Nobody will admit it since everyone here drinks SE's kool-aid, but SE has been notorious for prolonging their content with ridiculous drop rates and 'grindy' content, more so than many of their contemporaries in the MMO industry.
Yes, it's a MMO but the trick is to make it wide enough so that people don't feel like they are on a treadmill and forced to grind repeatedly to get to the next level of 'lootz.'
The problem with focusing on theme-park and by extension a gear treadmill in the manner that Yoshida does is that it forces repetitive grinds because if they don't, they run out of content very fast. Conversely, by forcing a grind like they do now, people get fed up with the repetitive nature of running something hundreds of times and their interest wanes.

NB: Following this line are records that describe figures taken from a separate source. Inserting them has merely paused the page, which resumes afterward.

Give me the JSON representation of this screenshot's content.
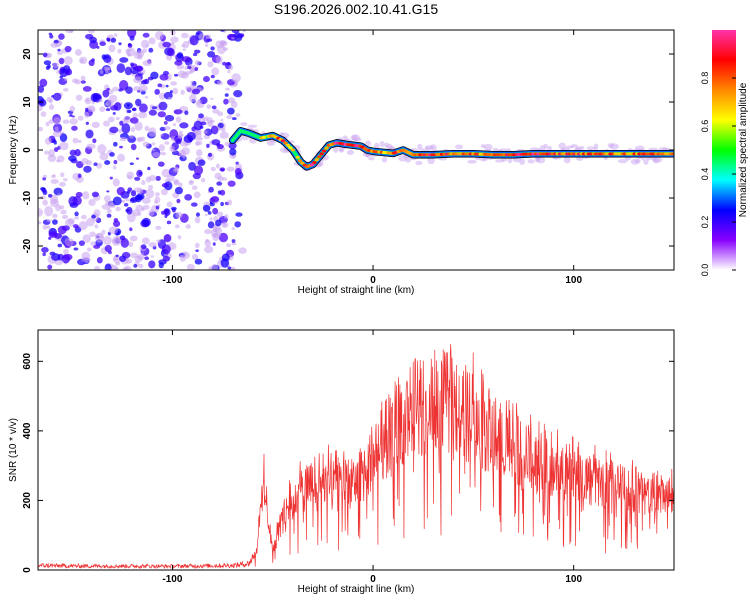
{
  "figure_title": "S196.2026.002.10.41.G15",
  "colors": {
    "snr_line": "#ee3333",
    "frame": "#000000",
    "scatter": "#8a2be2"
  },
  "chart_data": [
    {
      "type": "heatmap",
      "title": "S196.2026.002.10.41.G15",
      "xlabel": "Height of straight line (km)",
      "ylabel": "Frequency (Hz)",
      "xlim": [
        -167,
        150
      ],
      "ylim": [
        -25,
        25
      ],
      "x_ticks": [
        -100,
        0,
        100
      ],
      "y_ticks": [
        -20,
        -10,
        0,
        10,
        20
      ],
      "grid": false,
      "colorbar": {
        "label": "Normalized spectral amplitude",
        "range": [
          0,
          1
        ],
        "ticks": [
          "0.0",
          "0.2",
          "0.4",
          "0.6",
          "0.8"
        ],
        "colormap": [
          "#ffffff",
          "#8800ff",
          "#0000ff",
          "#00ffff",
          "#00ff00",
          "#ffff00",
          "#ff8800",
          "#ff0000",
          "#ff33aa"
        ]
      },
      "noise_region_x": [
        -167,
        -67
      ],
      "ridge": {
        "x": [
          -70,
          -66,
          -62,
          -56,
          -50,
          -45,
          -40,
          -36,
          -33,
          -30,
          -26,
          -22,
          -18,
          -14,
          -10,
          -6,
          -3,
          0,
          5,
          10,
          15,
          20,
          30,
          40,
          50,
          60,
          70,
          80,
          90,
          100,
          110,
          120,
          130,
          140,
          150
        ],
        "y": [
          2,
          4,
          3.5,
          2.5,
          3,
          2,
          0,
          -2.5,
          -3.5,
          -3,
          -1,
          1,
          1.5,
          1.2,
          1,
          0.8,
          0,
          -0.3,
          -0.5,
          -0.7,
          0,
          -1,
          -1,
          -0.8,
          -0.8,
          -1,
          -1,
          -0.8,
          -0.8,
          -0.8,
          -0.8,
          -0.8,
          -0.8,
          -0.8,
          -0.8
        ],
        "amplitude": [
          0.35,
          0.5,
          0.45,
          0.6,
          0.75,
          0.8,
          0.65,
          0.7,
          0.85,
          0.9,
          0.75,
          0.8,
          0.9,
          0.95,
          0.95,
          0.9,
          0.8,
          0.75,
          0.7,
          0.8,
          0.85,
          0.8,
          0.9,
          0.8,
          0.75,
          0.8,
          0.85,
          0.9,
          0.8,
          0.85,
          0.8,
          0.75,
          0.8,
          0.75,
          0.75
        ]
      }
    },
    {
      "type": "line",
      "xlabel": "Height of straight line (km)",
      "ylabel": "SNR (10 * v/v)",
      "xlim": [
        -167,
        150
      ],
      "ylim": [
        0,
        690
      ],
      "x_ticks": [
        -100,
        0,
        100
      ],
      "y_ticks": [
        0,
        200,
        400,
        600
      ],
      "grid": false,
      "series": [
        {
          "envelope_x": [
            -167,
            -150,
            -100,
            -70,
            -62,
            -58,
            -54,
            -52,
            -50,
            -46,
            -42,
            -38,
            -32,
            -28,
            -22,
            -18,
            -14,
            -10,
            -6,
            -2,
            2,
            6,
            10,
            14,
            18,
            22,
            26,
            30,
            34,
            38,
            42,
            46,
            50,
            54,
            58,
            62,
            66,
            70,
            74,
            78,
            82,
            86,
            90,
            94,
            98,
            102,
            106,
            110,
            114,
            118,
            122,
            126,
            130,
            134,
            138,
            142,
            146,
            150
          ],
          "envelope_y": [
            18,
            16,
            15,
            18,
            25,
            70,
            360,
            150,
            60,
            170,
            230,
            270,
            300,
            290,
            320,
            330,
            340,
            300,
            340,
            380,
            430,
            470,
            490,
            530,
            560,
            590,
            600,
            610,
            610,
            600,
            580,
            560,
            550,
            520,
            500,
            470,
            450,
            440,
            420,
            400,
            390,
            380,
            370,
            360,
            350,
            340,
            330,
            320,
            310,
            300,
            295,
            290,
            280,
            275,
            270,
            265,
            260,
            255
          ]
        }
      ]
    }
  ]
}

I could go on but you see what the over-arching problem is here? Its the same problem that hampered every big name MMO in recent times. Strictly end-game based progression, gear treadmills, and Mc-Content outside of the end-game that gets old very fast. There has to be more to a MMO than grinding up seals/currency/tomes for gear just so you can do it all over again. There has to be a sense of adventure and wonderment, a sense of exploration. If someone told me back in 1999-2004 that I could explore the entirety of a MMO world in a single day and level up to cap in a week I would have laughed at said person. As much as people hate FFXI nowadays and for all its warts, there was a balance to the madness. Everything was spread out throughout the course of the game in a manner that provoked a sense of wonder and it never funneled everybody to cap which is a large portion of the problem. Yes XI forced a level grind, but it balanced out with the end-game content, the exploration, the sub-jobs, the horizontal gear structure and much much more.
To each his own, but my idea of fun is not logging on, grinding out my dailies for seals and logging out. Yeah, my style of MMO-gamer is a dying breed, but I do feel like the top-heavy nature of most MMO's nowadays, not just XIV, seriously harms the longevity of a game and its ability to stay fresh.
Edit: Sneakaboo pretty much said what I wanted to say in a much more concise manner. +1 Sneak.